Day tripper – The best day trips in and around Galway if you left it too last minute to book anything
30th May 2021
This is a new series in which I’ll be exploring different parts of the country each week. So, please feel free to share your suggestions for places worthy of a visit!
The weather outside may have you thinking otherwise, but summer is well and truly on the way and with restrictions set to ease further as the weeks roll in, that can only mean good things for our big bucket list plans. There is one roadblock that has acted as a bit of a hindrance to those plans though, and that’s our lack of forward planning.
We had every intention of pre-booking things to ensure our staycations were locked, loaded and ready to go… but one thing led to another and suddenly there was no room at the inn. It seems that everyone else was far more prepared than we were. All is not lost though and the good news is that there are still plenty of ways to enjoy your annual leave, even if you didn’t manage to secure accommodation and the likes ahead of time.
The answer? Day trips. The perfect compromise between staying and going, you’ll be able to explore a new part of the country without having to worry about any of the other faff that usually comes with organising a trip away.
This week’s focus is Galway.
Spanning across 2,000 hectares of lush Galway countryside, Connemara National Park is only a short car journey from Galway city itself. Open year-round, there are no fees for entry to the grounds, trails, or exhibition and if you’re lucky, the weather will cooperate and you’ll be treated to some of the finest views around.
Soak up the history Kylemore Abbey
Once described as a “savage beauty” by Oscar Wilde, Kylemore Abbey is another feature to be found deep within Connemara. Home to a Benedictine Abbey and a beautiful Victorian walled garden, both are due to reopen (along with the visitor centre) on June 4. Ticket prices start at €12.50 for students and give you entry to the whole estate. You can find more information here.
Meander along the blue flag beach in Spiddal
Everyone knows Salthill, but set sail for Spiddal and you’ll be rewarded with two south-facing beaches – Trá na mBan, a blue flag beach amongst them. A village nestled on the shore of Galway Bay, visiting Spiddal will remind you of past summers spent wiling the weeks away at the Gaeltacht.
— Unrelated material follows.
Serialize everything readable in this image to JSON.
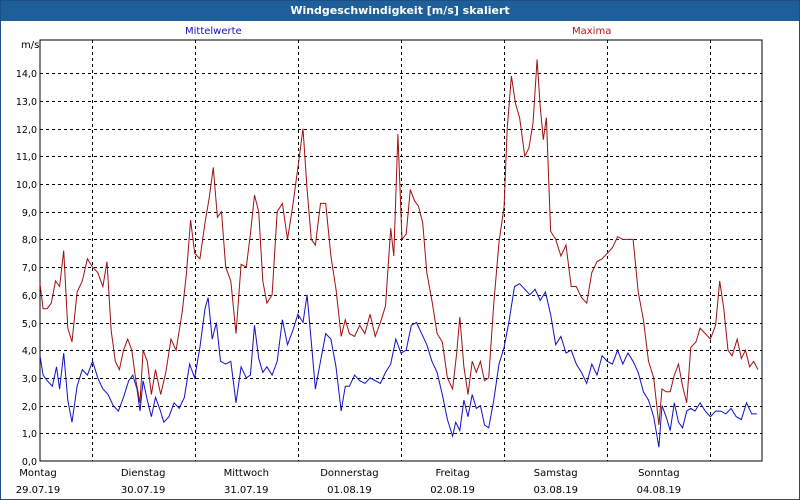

Make the pilgrimage up Croagh Patrick
Not for the faint of heart, walking up Croagh Patrick is no easy feat so don’t have anyone tell you otherwise. Steep in places, the loose rock near the top is probably the most treacherous but make it to the top, and the sweeping vistas will more than make up for it.
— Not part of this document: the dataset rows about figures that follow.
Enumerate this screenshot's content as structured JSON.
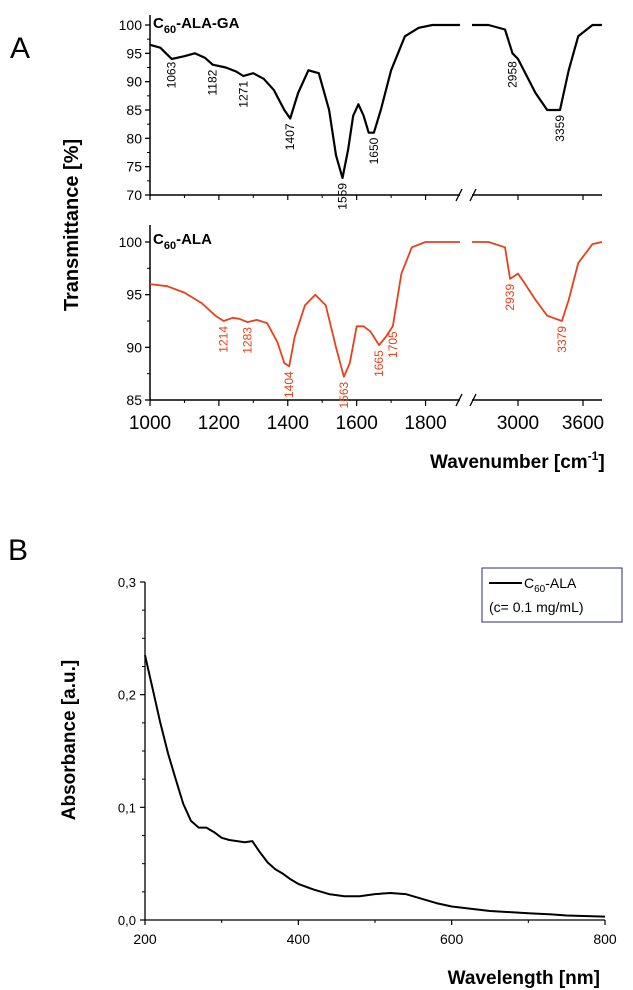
{
  "panel_a": {
    "label": "A",
    "xlabel": "Wavenumber [cm",
    "xlabel_sup": "-1",
    "xlabel_close": "]",
    "ylabel": "Transmittance [%]",
    "xticks_left": [
      "1000",
      "1200",
      "1400",
      "1600",
      "1800"
    ],
    "xticks_right": [
      "3000",
      "3600"
    ]
  },
  "panel_b": {
    "label": "B"
  },
  "colors": {
    "black_series": "#000000",
    "red_series": "#e8401c",
    "legend_border": "#2e2e6e"
  },
  "chart_data": [
    {
      "type": "line",
      "title": "C60-ALA-GA",
      "title_parts": {
        "main": "C",
        "sub": "60",
        "rest": "-ALA-GA"
      },
      "ylim": [
        70,
        100
      ],
      "yticks": [
        "70",
        "75",
        "80",
        "85",
        "90",
        "95",
        "100"
      ],
      "x_break": [
        1900,
        2700
      ],
      "series": [
        {
          "name": "C60-ALA-GA",
          "x": [
            1000,
            1030,
            1063,
            1100,
            1130,
            1160,
            1182,
            1220,
            1250,
            1271,
            1300,
            1330,
            1360,
            1390,
            1407,
            1430,
            1460,
            1490,
            1520,
            1540,
            1559,
            1575,
            1590,
            1605,
            1620,
            1635,
            1650,
            1670,
            1700,
            1740,
            1780,
            1820,
            1850,
            1900,
            2700,
            2800,
            2900,
            2958,
            3000,
            3050,
            3150,
            3250,
            3359,
            3450,
            3550,
            3650,
            3700
          ],
          "y": [
            96.5,
            96,
            94,
            94.5,
            95,
            94.2,
            93,
            92.5,
            91.8,
            91,
            91.5,
            90.5,
            88.5,
            85,
            83.5,
            88,
            92,
            91.5,
            85,
            77,
            73,
            78,
            84,
            86,
            84,
            81,
            81,
            85,
            92,
            98,
            99.5,
            100,
            100,
            100,
            100,
            100,
            99.2,
            95,
            94,
            92,
            88,
            85,
            85,
            92,
            98,
            100,
            100
          ]
        }
      ],
      "annotations": [
        "1063",
        "1182",
        "1271",
        "1407",
        "1559",
        "1650",
        "2958",
        "3359"
      ]
    },
    {
      "type": "line",
      "title": "C60-ALA",
      "title_parts": {
        "main": "C",
        "sub": "60",
        "rest": "-ALA"
      },
      "ylim": [
        85,
        101
      ],
      "yticks": [
        "85",
        "90",
        "95",
        "100"
      ],
      "x_break": [
        1900,
        2700
      ],
      "series": [
        {
          "name": "C60-ALA",
          "x": [
            1000,
            1050,
            1100,
            1150,
            1190,
            1214,
            1240,
            1260,
            1283,
            1310,
            1340,
            1370,
            1390,
            1404,
            1420,
            1450,
            1480,
            1510,
            1540,
            1563,
            1580,
            1600,
            1620,
            1640,
            1665,
            1685,
            1705,
            1730,
            1760,
            1800,
            1850,
            1900,
            2700,
            2800,
            2900,
            2939,
            3000,
            3050,
            3150,
            3250,
            3379,
            3450,
            3550,
            3650,
            3700
          ],
          "y": [
            96,
            95.8,
            95.2,
            94.2,
            93,
            92.5,
            92.8,
            92.7,
            92.4,
            92.6,
            92.3,
            90.5,
            88.5,
            88.2,
            91,
            94,
            95,
            94,
            90,
            87.2,
            88.5,
            92,
            92,
            91.5,
            90.2,
            91,
            92,
            97,
            99.5,
            100,
            100,
            100,
            100,
            100,
            99.5,
            96.5,
            97,
            96.2,
            94.5,
            93,
            92.5,
            94.5,
            98,
            99.8,
            100
          ]
        }
      ],
      "annotations": [
        "1214",
        "1283",
        "1404",
        "1563",
        "1665",
        "1705",
        "2939",
        "3379"
      ]
    },
    {
      "type": "line",
      "xlabel": "Wavelength [nm]",
      "ylabel": "Absorbance [a.u.]",
      "xlim": [
        200,
        800
      ],
      "ylim": [
        0,
        0.3
      ],
      "xticks": [
        "200",
        "400",
        "600",
        "800"
      ],
      "yticks": [
        "0,0",
        "0,1",
        "0,2",
        "0,3"
      ],
      "legend": {
        "name_main": "C",
        "name_sub": "60",
        "name_rest": "-ALA",
        "note": "(c= 0.1 mg/mL)",
        "placement": "top-right"
      },
      "series": [
        {
          "name": "C60-ALA",
          "x": [
            200,
            210,
            220,
            230,
            240,
            250,
            260,
            270,
            280,
            290,
            300,
            310,
            320,
            330,
            340,
            350,
            360,
            370,
            380,
            390,
            400,
            420,
            440,
            460,
            480,
            500,
            520,
            540,
            560,
            580,
            600,
            650,
            700,
            730,
            750,
            800
          ],
          "y": [
            0.235,
            0.205,
            0.175,
            0.148,
            0.125,
            0.103,
            0.088,
            0.082,
            0.082,
            0.078,
            0.073,
            0.071,
            0.07,
            0.069,
            0.07,
            0.06,
            0.051,
            0.045,
            0.041,
            0.036,
            0.032,
            0.027,
            0.023,
            0.021,
            0.021,
            0.023,
            0.024,
            0.023,
            0.019,
            0.015,
            0.012,
            0.008,
            0.006,
            0.005,
            0.004,
            0.003
          ]
        }
      ]
    }
  ]
}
Sample the goods at Misunderstood Heron
A food truck located along the Wild Atlantic Way – one of the eight coolest in the world according to Lonely Planet – Misunderstood Heron can be found overlooking the majestic Killary Fjord. Run by Kim and Reinaldo, a husband and wife team with a passion for good food, their lust for life is palpable and you’ll want to go back for second, third and fourth helpings.
Sup a pint at Ireland’s oldest pub
Pubs, restaurants, and hotels across Ireland are busy putting the finishing touches in place ahead of their reopening next month, and having spent the vast majority of the past year closed, many of them will be crying out for custom. Head to Athlone in Westmeath and you’ll happen upon Sean’s Bar. As Ireland’s oldest pub, you can guarantee that the pints are always flowing and the craic is always 90.
Horse riding in Lisdoonvarna
Made famous by Christy Moore in his song of the same name, there’s lots to do in Lisdoonvarna and at just under an hour and a half’s drive from Galway, it’s perfect for a quick day trip. While it’s yet unsure whether the annual matchmaking festival will go ahead or not (a decision on the 2021 festival is expected to be made in July), horse riding up the hills of Slieve Elva is definitely one for the books.
Enjoy some fresh Galway oysters
Foodies flock to Galway for the international oyster festival each year, but you needn’t wait until September to enjoy some of the county’s freshly-caught produce. One of the oldest oyster farms in Ireland, host David has been welcoming visitors to Ballinakill Bay for years, teaching them all about the practice of growing oysters and giving them a taste of the local delicacies while they’re there too. A must for anyone with a penchant for seafood.
Navigate the ziplines at Lough Key Forest Park
Lough Key Forest Park in Boyle, Co Roscommon has a fantastic high ropes experience that is well worth making the trip from Galway for. A fun-packed day out, there you’ll find 1km of ziplines, Ireland’s largest ropes course and 1.8km of forest treetop challenges. All built in a natural forest setting, it’s a great retreat from the hustle and bustle of city life… plus it will definitely help to tire the kids out too.